Sur le même palier, Fatma, sa voisine qui porte le niqab, se sent à l’aise. Lorsqu’elle rend visite à l’une de ses compatriotes, elle ôte son voile et là, elle passe des soirées très agréables, entourée de femmes originaires de son village natal. « Il existe un nombre important de femmes somaliennes portant le niqab et qui ne peuvent donc pas dévoiler leur visage devant un étranger. Ces rencontres nous permettent alors de discuter à l’aise », assure Fathiya, en Egypte depuis 5 mois.
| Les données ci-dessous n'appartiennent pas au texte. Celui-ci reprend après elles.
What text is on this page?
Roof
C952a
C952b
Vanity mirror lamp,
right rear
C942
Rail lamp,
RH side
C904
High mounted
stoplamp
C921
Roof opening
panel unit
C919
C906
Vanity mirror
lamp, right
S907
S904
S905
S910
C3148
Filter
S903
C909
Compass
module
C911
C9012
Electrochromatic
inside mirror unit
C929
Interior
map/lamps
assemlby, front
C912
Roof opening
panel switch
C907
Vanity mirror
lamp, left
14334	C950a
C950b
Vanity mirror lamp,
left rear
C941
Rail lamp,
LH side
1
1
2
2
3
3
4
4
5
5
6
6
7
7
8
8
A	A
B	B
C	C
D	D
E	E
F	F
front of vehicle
Ces femmes somaliennes préfèrent se rendre dans un pays musulman, car dans certains pays occidentaux, le port du voile n’est souvent pas bien toléré. Avec l’arrivée des Frères musulmans au pouvoir, les Somaliens sont d’autant plus motivés à se rendre en Egypte.
Fathiya, qui suit des cours d’arabe en Egypte, souhaite que tous les Somaliens apprennent cette langue, devenue un atout depuis que la Somalie a rejoint la Ligue arabe. Cela est aussi le cas pour les Somaliens habitant en Angleterre, un pays qui attire le plus grand nombre de réfugiés somaliens. D’ailleurs, c’est là où elle a résidé avec sa famille et où 10 % de la population est d’origine arabe.
Fathiya fréquente le centre d’apprentissage de la langue arabe pour atteindre le niveau de ses voisines venues au Caire avant elle. « Notre dialecte est un mélange de plusieurs langues : arabe, italienne, française et anglaise. On se reconnaît parfois par le dialecte puisque les tribus qui habitent le nord ne parlent pas de la même façon que celles du sud. C’est exactement comme en Egypte, où les natifs de la Haute-Egypte ont un dialecte différent de celui de la Basse-Egypte », commente Fathiya, originaire du nord de la Somalie composée de tribus à l’origine yéménite. Fathiya continue d’utiliser son dialecte lorsqu’elle discute avec ses voisines, un moyen pour elle de préserver son identité.
Manière de se protéger
Au 5e étage, le décor et les visages diffèrent. C’est l’univers des hommes. Aucune femme n’est à l’horizon. Là, les discussions vont bon train sur l’avenir de la Somalie et les conditions difficiles de leur résidence. La voix du muezzin s’élève annonçant la prière du maghreb. Tous se rendent alors à la mosquée.
Dans cet immeuble, dès qu’un Somalien quitte son appartement, un autre arrive à sa place. Pour eux, vivre en communauté est une manière de se protéger et la plupart des Somaliens résidant en Egypte ont opté pour le quartier de Madinet Nasr. Pour les étudiants, il est à proximité de l’Université d’Al-Azhar
Ce qui leur permet d’économiser sur les moyens de transport. Selon Mohamad, portier de l’immeuble, les deux appartements du 2e étage se sont transformés en dortoirs pour les étudiants somaliens.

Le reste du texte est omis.